ONLY 17 of the top 220 most senior bankers on investment banks’ executive committees or equivalent are women, according to research published yesterday.
The study, carried out by Financial News, shows that women make up just eight per cent of banks’ executive, corporate and investment banking committees – fewer than one female member for each of the 20 banks surveyed.
When women do rise to the top, it tends to be in human resources or communications roles, rather than straight banking positions. Excluding such roles, only nine out of 212 senior investment banking executives are women – just 4.2 per cent.
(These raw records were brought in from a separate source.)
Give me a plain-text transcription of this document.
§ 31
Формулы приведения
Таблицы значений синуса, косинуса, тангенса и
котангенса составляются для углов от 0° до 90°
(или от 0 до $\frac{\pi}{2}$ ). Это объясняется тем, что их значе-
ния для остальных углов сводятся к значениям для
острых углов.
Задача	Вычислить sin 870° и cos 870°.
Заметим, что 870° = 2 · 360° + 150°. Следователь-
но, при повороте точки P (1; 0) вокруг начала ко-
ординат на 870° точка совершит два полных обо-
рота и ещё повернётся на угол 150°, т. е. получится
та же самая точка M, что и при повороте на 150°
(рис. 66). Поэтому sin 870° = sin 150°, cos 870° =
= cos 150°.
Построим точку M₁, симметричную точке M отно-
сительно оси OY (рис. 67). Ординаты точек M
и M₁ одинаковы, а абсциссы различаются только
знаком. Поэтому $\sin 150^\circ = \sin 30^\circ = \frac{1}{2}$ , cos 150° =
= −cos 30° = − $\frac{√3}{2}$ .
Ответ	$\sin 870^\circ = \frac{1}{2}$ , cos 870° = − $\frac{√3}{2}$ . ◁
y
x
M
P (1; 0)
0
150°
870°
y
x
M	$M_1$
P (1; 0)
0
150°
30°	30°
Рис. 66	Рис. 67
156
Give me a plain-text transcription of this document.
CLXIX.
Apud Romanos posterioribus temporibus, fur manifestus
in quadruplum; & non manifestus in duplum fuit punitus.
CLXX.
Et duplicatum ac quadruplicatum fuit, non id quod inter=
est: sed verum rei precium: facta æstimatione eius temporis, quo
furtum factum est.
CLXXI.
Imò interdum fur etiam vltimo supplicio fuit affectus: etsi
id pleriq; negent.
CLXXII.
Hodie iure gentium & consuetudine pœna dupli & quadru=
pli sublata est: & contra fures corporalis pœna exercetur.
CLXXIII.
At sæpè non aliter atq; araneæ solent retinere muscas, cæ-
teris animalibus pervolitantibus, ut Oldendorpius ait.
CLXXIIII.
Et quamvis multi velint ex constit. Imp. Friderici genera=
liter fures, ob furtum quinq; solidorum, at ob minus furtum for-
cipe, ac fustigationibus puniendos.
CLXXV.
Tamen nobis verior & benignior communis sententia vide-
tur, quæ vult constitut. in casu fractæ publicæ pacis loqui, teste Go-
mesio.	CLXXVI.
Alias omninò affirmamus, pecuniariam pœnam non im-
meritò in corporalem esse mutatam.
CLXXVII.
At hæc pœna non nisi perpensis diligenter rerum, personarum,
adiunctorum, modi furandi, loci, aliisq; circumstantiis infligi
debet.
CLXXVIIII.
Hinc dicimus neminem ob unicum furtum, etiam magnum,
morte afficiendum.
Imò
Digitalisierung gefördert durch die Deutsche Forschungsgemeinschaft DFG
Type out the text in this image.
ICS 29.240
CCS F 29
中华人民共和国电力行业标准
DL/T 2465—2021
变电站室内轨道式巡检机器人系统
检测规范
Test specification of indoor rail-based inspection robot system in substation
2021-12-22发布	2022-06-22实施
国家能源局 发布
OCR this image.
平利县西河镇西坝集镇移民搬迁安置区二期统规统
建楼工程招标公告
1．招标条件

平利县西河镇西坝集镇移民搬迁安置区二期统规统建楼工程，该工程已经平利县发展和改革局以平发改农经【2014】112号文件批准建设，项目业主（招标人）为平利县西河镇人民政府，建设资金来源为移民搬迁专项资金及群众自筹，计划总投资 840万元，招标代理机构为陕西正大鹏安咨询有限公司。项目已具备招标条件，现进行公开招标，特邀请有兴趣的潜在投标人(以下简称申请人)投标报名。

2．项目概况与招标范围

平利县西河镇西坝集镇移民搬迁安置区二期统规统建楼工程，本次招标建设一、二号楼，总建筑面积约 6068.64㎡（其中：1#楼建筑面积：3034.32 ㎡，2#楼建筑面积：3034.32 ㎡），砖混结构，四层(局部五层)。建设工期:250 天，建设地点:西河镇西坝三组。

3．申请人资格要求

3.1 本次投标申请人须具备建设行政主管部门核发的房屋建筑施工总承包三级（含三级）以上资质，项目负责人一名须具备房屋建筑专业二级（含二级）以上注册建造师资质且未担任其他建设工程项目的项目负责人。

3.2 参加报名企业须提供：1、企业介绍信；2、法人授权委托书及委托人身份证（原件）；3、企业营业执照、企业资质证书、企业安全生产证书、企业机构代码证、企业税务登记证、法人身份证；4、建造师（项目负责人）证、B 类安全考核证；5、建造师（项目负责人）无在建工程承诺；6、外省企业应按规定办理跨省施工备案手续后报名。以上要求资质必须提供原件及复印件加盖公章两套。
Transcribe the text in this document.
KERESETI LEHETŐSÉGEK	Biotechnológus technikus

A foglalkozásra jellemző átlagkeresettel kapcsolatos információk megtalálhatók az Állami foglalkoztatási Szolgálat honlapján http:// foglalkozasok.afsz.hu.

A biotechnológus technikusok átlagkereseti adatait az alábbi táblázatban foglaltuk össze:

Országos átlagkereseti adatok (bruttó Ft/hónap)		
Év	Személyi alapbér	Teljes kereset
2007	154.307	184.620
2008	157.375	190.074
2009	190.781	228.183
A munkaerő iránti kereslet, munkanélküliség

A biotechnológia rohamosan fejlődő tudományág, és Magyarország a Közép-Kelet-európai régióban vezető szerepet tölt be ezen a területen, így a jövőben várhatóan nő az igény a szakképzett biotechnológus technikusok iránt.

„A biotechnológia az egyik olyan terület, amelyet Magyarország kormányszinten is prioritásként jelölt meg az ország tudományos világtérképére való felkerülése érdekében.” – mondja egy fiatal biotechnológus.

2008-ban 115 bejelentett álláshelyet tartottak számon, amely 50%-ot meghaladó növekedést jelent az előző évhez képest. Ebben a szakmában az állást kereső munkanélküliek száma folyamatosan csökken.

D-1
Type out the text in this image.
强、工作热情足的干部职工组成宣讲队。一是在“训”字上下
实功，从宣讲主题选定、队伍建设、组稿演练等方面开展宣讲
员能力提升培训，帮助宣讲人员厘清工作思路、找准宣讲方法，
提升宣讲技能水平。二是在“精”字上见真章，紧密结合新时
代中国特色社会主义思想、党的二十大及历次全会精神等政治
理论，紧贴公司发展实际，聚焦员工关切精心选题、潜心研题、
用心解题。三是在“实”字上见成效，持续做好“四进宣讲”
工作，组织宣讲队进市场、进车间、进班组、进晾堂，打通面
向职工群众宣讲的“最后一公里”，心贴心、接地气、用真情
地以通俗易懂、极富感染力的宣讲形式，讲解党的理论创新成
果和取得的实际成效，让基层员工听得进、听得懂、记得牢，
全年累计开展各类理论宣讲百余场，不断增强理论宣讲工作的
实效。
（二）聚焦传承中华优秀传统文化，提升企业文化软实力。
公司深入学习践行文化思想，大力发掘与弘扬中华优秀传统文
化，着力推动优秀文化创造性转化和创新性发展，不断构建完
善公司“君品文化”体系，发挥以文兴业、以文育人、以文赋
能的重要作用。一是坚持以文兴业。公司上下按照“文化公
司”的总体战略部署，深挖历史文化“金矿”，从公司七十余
A specific breakdown of the investment banking statistics reveal the least female representation of all, with women better represented on group boards or group executive committees than in specific investment banking divisions.
Five of the banks surveyed had no women on the executive committees that run their banking divisions.
Deutsche Bank, Barclays Capital, RBC Capital Markets, Jeffries and Mediobanca all have male-only boards, with a further six banks that have appointed just one woman to the committees.
Swiss bank Credit Suisse fared a little better in the research, with four women sitting on its 16-person corporate and investment banking board, including finance chief Lara Warner, and credit officer Sharon Meadows.
Nomura declined to name the members of its investment banking committee, but said that three of the 17 were women, with Clara Furse the sole female member of the Japanese bank’s group board.
The study also draws attention to new French legislation passed in January, which introduces quotas that require businesses to have a minimum of 20 per cent of their board made up of women, rising to 40 per cent within six years.
The UK has so far shied away from quotas, with key figures such as Lord Davies and Lord Myners insisting they are unnecessary in order to reach the desired figures.